Glaucoma is a serious and growing health problem for our nation's Veterans. At least 285,000 Veterans (possibly over 700,000) have this chronic disease, the leading cause of irreversible blindness globally. Prevalence is greater among Veterans than in the general population and is increasing dramatically. Women Veterans and blast injury survivors are at higher risk for developing glaucoma as they age. Glaucoma is a serious problem for our nation's Veterans; we intend to do something about this. The greatest risk factors associated with glaucoma are elevated intraocular pressure (IOP) and age. Elevated IOP damages retinal ganglion cells (RGCs), causing blindness. Initially many patients respond well to topically-applied IOP-lowering drugs, but disease often returns over time. Given the aging Veteran population, there is thus an urgent need to develop new treatment strategies for late-stage disease. We propose a new, IOP-independent approach that directly protects RGCs by treating with a synthetic analog to Brain-Derived Neurotrophic Factor (BDNF) that we developed to protect RGCs from ocular blast injury, N-[2-(5-hydroxy-1H- indol-3-yl)ethyl]-2-oxopiperidine-3-carboxamide (HIOC). We hypothesize that treatment with HIOC will slow or stop vision loss and protect RGCs in mouse models of glaucoma, including in aged mice. We propose two aims to test this hypothesis:
Aim 1 : To assess the feasibility of using a TrkB activator as a treatment for glaucoma, we will test whether HIOC treatment protects RGCs and vision in a mouse model of induced ocular hypertension. Hypothesis: TrkB activation by HIOC treatment will protect against RGC loss in a mouse model of induced, elevated IOP. IOP elevation will be induced by injecting microbeads into the ocular anterior segment to impede aqueous humor outflow. The resulting loss of RGCs and visual function mimics disease etiology observed in human glaucoma patients. HIOC will be given systemically by intraperitoneal injection at various times relative to induction and at various doses. Visual function, morphological, and toxicological outcomes will be assessed over time. To confirm that chronic, repeated HIOC treatment activates TrkB over time, the phosphorylation of TrkB and downstream mediators will be examined. Also, HIOC will be co-administered with a TrkB receptor antagonist to confirm protection specifically in a glaucoma model occurs through TrkB activation.

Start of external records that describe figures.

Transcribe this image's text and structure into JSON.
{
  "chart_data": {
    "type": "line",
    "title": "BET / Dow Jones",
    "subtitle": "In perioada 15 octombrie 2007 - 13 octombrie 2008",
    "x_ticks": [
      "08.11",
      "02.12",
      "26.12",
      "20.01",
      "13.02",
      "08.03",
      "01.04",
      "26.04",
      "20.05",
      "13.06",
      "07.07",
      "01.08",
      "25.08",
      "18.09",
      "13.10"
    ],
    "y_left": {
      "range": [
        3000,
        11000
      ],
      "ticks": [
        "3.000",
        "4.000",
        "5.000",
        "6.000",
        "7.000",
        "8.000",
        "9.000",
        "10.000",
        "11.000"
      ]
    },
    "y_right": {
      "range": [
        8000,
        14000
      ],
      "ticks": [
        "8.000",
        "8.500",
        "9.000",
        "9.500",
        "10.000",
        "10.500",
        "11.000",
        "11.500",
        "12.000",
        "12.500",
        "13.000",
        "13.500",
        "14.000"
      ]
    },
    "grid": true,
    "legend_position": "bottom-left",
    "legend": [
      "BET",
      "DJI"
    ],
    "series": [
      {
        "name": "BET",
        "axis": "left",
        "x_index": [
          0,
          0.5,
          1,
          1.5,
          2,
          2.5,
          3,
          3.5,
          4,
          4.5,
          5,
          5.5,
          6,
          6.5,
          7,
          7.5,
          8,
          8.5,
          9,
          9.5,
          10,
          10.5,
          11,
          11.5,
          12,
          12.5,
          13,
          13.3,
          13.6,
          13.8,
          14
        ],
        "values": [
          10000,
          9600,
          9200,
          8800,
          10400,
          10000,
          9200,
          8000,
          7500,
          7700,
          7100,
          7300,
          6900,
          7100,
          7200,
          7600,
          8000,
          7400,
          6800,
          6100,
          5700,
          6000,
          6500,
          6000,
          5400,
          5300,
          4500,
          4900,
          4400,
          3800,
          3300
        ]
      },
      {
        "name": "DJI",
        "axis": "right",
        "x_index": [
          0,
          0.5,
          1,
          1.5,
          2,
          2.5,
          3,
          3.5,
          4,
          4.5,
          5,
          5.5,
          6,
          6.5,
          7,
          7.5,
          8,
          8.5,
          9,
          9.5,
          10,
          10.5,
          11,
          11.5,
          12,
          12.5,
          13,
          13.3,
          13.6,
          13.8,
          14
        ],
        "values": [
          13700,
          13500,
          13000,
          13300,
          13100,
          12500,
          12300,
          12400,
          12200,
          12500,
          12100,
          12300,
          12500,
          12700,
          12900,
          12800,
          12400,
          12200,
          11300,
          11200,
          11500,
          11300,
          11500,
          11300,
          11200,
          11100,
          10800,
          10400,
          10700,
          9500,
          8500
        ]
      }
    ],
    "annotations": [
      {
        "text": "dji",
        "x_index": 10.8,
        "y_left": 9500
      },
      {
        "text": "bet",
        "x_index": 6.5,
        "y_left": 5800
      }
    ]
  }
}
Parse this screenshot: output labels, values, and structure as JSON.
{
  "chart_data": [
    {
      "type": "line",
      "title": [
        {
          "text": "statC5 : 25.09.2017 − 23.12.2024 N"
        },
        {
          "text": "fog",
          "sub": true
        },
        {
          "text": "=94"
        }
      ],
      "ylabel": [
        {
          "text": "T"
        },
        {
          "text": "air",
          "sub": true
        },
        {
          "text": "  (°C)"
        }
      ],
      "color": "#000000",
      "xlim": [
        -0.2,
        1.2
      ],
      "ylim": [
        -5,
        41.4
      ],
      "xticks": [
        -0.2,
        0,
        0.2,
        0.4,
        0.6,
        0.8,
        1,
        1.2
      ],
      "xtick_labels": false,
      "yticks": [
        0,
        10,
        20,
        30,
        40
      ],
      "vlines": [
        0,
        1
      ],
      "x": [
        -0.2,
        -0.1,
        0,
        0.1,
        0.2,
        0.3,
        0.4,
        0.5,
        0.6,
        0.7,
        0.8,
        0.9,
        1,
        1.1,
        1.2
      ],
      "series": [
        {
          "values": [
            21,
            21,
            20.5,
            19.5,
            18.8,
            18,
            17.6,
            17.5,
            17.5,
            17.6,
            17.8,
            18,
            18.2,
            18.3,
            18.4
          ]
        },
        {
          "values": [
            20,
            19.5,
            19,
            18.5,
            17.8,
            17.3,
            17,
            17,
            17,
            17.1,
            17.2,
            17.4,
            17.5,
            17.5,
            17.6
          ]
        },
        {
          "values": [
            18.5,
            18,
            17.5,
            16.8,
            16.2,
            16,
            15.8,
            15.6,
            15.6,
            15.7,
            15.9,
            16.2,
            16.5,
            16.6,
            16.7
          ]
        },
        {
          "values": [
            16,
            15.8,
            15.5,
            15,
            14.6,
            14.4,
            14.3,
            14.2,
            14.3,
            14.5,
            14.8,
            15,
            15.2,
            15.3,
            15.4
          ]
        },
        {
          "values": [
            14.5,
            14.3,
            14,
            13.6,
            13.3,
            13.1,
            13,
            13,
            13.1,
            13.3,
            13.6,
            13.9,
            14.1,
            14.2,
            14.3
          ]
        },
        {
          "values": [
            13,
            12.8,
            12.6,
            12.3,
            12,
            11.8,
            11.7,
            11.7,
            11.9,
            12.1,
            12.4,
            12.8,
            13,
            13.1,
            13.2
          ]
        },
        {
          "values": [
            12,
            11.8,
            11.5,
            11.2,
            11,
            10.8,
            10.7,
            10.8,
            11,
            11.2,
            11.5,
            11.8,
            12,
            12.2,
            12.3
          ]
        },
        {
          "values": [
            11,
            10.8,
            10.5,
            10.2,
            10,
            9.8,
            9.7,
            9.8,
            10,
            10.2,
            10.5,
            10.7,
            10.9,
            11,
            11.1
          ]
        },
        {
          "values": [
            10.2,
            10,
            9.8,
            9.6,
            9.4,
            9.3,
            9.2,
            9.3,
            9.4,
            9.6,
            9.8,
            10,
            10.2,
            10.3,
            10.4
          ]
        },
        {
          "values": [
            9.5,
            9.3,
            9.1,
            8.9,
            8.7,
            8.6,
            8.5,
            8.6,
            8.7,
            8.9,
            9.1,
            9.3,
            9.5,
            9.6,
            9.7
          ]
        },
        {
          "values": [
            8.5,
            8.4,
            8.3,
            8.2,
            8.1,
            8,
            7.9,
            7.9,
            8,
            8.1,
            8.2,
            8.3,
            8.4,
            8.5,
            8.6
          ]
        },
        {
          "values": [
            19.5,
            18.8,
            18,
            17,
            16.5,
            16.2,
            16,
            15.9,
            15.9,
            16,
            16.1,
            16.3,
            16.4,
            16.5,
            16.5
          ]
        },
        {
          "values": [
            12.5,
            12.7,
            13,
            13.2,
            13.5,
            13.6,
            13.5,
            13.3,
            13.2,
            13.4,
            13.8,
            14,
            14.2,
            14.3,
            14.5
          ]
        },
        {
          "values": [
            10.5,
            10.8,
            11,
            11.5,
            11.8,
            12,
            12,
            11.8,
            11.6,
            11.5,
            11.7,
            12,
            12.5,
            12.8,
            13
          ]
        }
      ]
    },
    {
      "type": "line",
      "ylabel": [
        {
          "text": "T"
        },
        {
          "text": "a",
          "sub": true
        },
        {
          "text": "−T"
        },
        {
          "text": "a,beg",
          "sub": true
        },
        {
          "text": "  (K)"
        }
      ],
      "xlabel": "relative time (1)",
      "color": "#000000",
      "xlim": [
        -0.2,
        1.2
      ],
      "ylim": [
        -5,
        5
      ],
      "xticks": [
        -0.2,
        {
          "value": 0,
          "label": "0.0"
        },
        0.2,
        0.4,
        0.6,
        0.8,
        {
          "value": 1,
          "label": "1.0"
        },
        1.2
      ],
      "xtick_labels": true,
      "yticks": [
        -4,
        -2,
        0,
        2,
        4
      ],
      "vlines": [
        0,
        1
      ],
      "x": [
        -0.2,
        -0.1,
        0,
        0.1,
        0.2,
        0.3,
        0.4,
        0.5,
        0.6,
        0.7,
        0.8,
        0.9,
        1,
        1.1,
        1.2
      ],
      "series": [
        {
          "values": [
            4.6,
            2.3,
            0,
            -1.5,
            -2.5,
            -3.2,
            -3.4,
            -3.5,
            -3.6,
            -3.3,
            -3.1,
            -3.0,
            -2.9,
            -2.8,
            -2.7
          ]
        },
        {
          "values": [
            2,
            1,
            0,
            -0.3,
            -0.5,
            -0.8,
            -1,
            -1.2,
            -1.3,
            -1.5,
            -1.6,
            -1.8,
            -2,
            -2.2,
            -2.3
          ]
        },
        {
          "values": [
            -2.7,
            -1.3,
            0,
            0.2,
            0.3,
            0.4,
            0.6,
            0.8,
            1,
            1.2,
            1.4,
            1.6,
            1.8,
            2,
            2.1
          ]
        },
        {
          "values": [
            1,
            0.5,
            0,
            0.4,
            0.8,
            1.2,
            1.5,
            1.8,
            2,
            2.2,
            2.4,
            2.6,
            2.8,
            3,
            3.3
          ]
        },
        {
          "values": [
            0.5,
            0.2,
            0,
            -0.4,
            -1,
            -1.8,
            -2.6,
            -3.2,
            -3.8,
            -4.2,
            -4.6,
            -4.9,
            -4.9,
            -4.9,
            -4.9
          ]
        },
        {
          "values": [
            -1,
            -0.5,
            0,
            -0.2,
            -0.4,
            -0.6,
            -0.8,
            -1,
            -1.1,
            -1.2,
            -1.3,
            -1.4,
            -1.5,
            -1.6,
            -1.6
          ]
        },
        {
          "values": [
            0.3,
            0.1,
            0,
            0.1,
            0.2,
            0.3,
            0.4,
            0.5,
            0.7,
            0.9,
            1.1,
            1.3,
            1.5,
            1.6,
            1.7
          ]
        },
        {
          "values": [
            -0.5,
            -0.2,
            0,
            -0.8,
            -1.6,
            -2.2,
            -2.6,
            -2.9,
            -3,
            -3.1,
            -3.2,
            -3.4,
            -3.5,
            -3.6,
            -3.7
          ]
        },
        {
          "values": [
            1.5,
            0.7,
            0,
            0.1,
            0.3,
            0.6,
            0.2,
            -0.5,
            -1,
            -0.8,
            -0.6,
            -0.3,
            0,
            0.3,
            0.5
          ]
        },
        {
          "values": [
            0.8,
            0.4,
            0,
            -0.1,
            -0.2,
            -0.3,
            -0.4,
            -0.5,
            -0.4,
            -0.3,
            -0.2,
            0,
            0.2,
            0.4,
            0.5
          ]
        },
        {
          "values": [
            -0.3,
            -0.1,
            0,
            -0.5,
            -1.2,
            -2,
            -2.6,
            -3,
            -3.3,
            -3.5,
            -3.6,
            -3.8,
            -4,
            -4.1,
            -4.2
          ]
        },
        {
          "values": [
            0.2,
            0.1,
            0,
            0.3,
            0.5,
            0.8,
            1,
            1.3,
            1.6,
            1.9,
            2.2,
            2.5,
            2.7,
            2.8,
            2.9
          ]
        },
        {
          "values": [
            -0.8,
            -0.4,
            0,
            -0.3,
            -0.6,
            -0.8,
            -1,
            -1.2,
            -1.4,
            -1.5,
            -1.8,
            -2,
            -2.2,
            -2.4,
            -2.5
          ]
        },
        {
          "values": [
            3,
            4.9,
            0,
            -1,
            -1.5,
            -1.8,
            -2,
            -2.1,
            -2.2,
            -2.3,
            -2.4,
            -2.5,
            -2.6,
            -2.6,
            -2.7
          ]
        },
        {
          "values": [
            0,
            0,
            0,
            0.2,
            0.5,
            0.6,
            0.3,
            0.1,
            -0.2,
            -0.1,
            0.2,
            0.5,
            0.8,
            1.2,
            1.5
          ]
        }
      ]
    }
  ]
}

Aim 2. To gain additional translational insight, test whether HIOC treatment is protective in a naturally- occurring glaucoma mouse model, the DBA/2J mouse. Hypothesis: TrkB activation induced by HIOC treatment will be protective in a naturally-occurring glaucoma model whose etiology includes late-onset, gradual elevation of IOP, RGC loss, and vision loss, as seen in human disease. The DBA/2J mouse develops pigment dispersion syndrome. Like many human glaucomas, the DBA/2J model is sporadic and progressive. This makes it a cumbersome model for testing multiple experimental permutations (as proposed in Aim 1), but a logical and powerful test for HIOC efficacy. To increase translational relevance, treatment will start after IOP elevation but prior RGC loss. These studies will test whether a BDNF TrkB receptor activator protects RGCs and vision in complementary mouse models of glaucoma. Similar to how we developed and brought another drug to trial (NCT02841306), this project contains proof-of-principle, mechanistic, and translationally-oriented experiments that will add to preclinical data in support of our proposing ophthalmic clinical trials of HIOC, a potentially inexpensive treatment for Veterans suffering from a currently intractable, chronic disease that results in blindness.